Research has show that stocks offer a long-term hedge against inflation that’s hard to replicate in other investments. Stocks offer a far more liquid form of investment, in that you can easily buy and sell them. Demand is steady and long-term.
And stocks provide income in the form of dividend payments. Not all U.S. stocks offer a dividend, but across the major indexes you can expect a 2% to 3% return just from dividends. As a result, stocks can match inflation over the long term while offering the potential upside of appreciation.
Yes, stocks also lose value. But you are not required to sell them when they decline. In fact, you should do the opposite, that is, buy more as prices fall. Rebalancing in a well-designed portfolio helps you automate this process, which can be difficult to perform consistently.
But how to invest in U.S. stocks? There a few schools of thought here:
1. Fundamental investing
Also called “stock picking,” the fundamental investor tries to measure the relative value of each company he or she might buy, looking for situations in which the rest of the market (or at least a large portion of it) has misunderstood the firm’s prospects.
Generally, other investors reward growth in the form or rising earnings.
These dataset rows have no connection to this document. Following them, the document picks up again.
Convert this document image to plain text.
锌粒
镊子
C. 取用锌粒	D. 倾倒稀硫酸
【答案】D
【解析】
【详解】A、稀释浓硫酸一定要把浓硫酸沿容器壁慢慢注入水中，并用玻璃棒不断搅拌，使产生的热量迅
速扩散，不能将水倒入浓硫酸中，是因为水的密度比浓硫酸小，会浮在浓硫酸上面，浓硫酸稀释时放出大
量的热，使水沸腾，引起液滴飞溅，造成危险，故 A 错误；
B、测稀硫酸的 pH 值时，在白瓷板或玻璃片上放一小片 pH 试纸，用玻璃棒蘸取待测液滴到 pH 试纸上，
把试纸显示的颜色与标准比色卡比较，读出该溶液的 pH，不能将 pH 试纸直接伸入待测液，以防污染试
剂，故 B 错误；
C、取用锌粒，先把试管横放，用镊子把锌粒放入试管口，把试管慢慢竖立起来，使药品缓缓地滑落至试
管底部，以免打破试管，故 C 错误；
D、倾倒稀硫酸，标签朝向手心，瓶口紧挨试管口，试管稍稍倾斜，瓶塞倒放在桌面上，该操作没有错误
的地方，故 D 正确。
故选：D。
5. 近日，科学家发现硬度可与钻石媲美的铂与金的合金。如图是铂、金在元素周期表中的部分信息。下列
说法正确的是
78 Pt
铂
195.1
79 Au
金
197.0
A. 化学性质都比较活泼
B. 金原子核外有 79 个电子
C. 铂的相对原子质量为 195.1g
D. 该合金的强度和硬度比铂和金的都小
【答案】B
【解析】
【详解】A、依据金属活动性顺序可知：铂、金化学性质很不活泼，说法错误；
They buy more and share prices rise. However, when earnings slow or reverse there can be a sell-off, sometimes a quick one. It’s not easy work, but a small number of investors have become household names for doing well at this form of stock investing.
2. Value investing
A variant of the stock picker, the value investor is simply stalking the mall and waiting for a huge sale. He or she knows the companies well and spends more time analyzing far more firms than a stock picker. The fundamental investor probably will own 10 or 15 stocks at a go; the value investor must be ready to pull the trigger on any one of hundreds.
If a perfectly well-run firm that makes money falls 40% in price overnight, you pounce. Then it’s a waiting game as the market (one hopes) comes to realize its mispricing error.
3. Small-cap focus
One way to game stock-picking is to favor young, unproven companies, known as small caps. The risks are higher. In any given list of 10 new companies, eight maybe duds and the ninth a laggard. Yet the enormous potential of that tenth stock can help the small-cap investor outperform his peers over time, as research has shown.
So, which style of stock investing makes the most sense? For the retirement investor, all of them. By owning exchange-traded funds (ETFs) that capture the major indexes, you own the whole market. You get the dividend income but also the hot growth issues, the mispriced value stocks, the small-cap burners and, yes, the laggards as well.
You buy the index because research has also shown that stock pickers fail, repeatedly, to beat the market itself. Some do, yes, but most don’t and many fall short by horribly wide margins. They are prone to emotional trades, getting in too early and out too late, all the while piling up unrecoverable losses.
The ETF investor, however, can build a perfectly good portfolio that owns slices of indexes, amping up risk in precise measures and taking advantage of the pitch and roll of the markets to rebalance and cash out timely gains without all the dread that comes from active, full-time trading.